MoES-NIOT has undertaken detailed studies to assess the wave loads on the structures and pipelines and also fine tuned the process equipment as part of its activities to standardise the design of these components. The standardised designs are proposed to be used in newer plants.
A barge mounted desalination plant of 1 million litres per day capacity was also set up 40 km off the Chennai coast for demonstration. The concept was further extended to generate fresh water using waste heat, from coastal thermal power plants. A pilot project has been successfully demonstrated at the North Chennai Thermal Power Station using condenser reject water.

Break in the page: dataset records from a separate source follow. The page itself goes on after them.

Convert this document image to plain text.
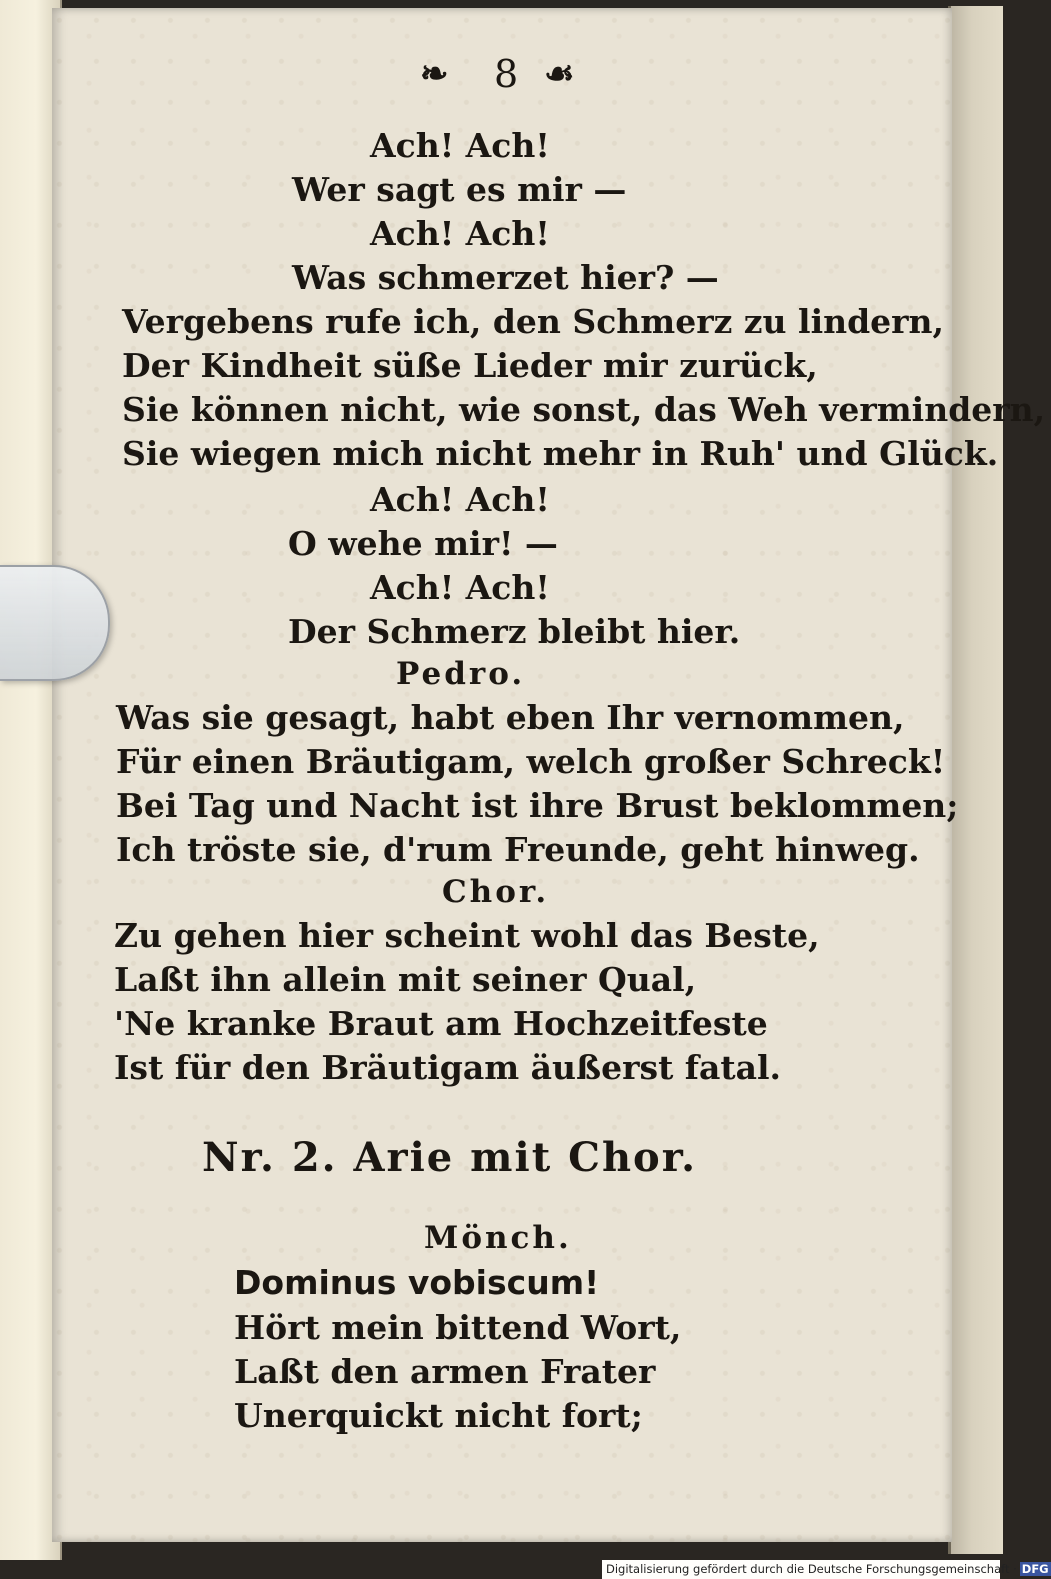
❧ 8 ☙
Ach! Ach!
Wer sagt es mir —
Ach! Ach!
Was schmerzet hier? —
Vergebens rufe ich, den Schmerz zu lindern,
Der Kindheit süße Lieder mir zurück,
Sie können nicht, wie sonst, das Weh vermindern,
Sie wiegen mich nicht mehr in Ruh' und Glück.
Ach! Ach!
O wehe mir! —
Ach! Ach!
Der Schmerz bleibt hier.
Pedro.
Was sie gesagt, habt eben Ihr vernommen,
Für einen Bräutigam, welch großer Schreck!
Bei Tag und Nacht ist ihre Brust beklommen;
Ich tröste sie, d'rum Freunde, geht hinweg.
Chor.
Zu gehen hier scheint wohl das Beste,
Laßt ihn allein mit seiner Qual,
'Ne kranke Braut am Hochzeitfeste
Ist für den Bräutigam äußerst fatal.
Nr. 2. Arie mit Chor.
Mönch.
Dominus vobiscum!
Hört mein bittend Wort,
Laßt den armen Frater
Unerquickt nicht fort;
Digitalisierung gefördert durch die Deutsche Forschungsgemeinschaft · DFG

Designs of scaled up thermal power plant based and offshore platform mounted desalination are now ready.
Since India is blessed with abundant solar radiation, the NIOT is currently looking into the feasibility of solar desalination techniques as well.
The temperature difference available due to the ocean thermal gradient has been used to establish simple, easily maintained desalination plants in the Lakshadweep islands. The innovative designs used by MoES-NIOT for these plants in keeping with the prevalent local conditions can be easily replicated in other coastal regions in the near future.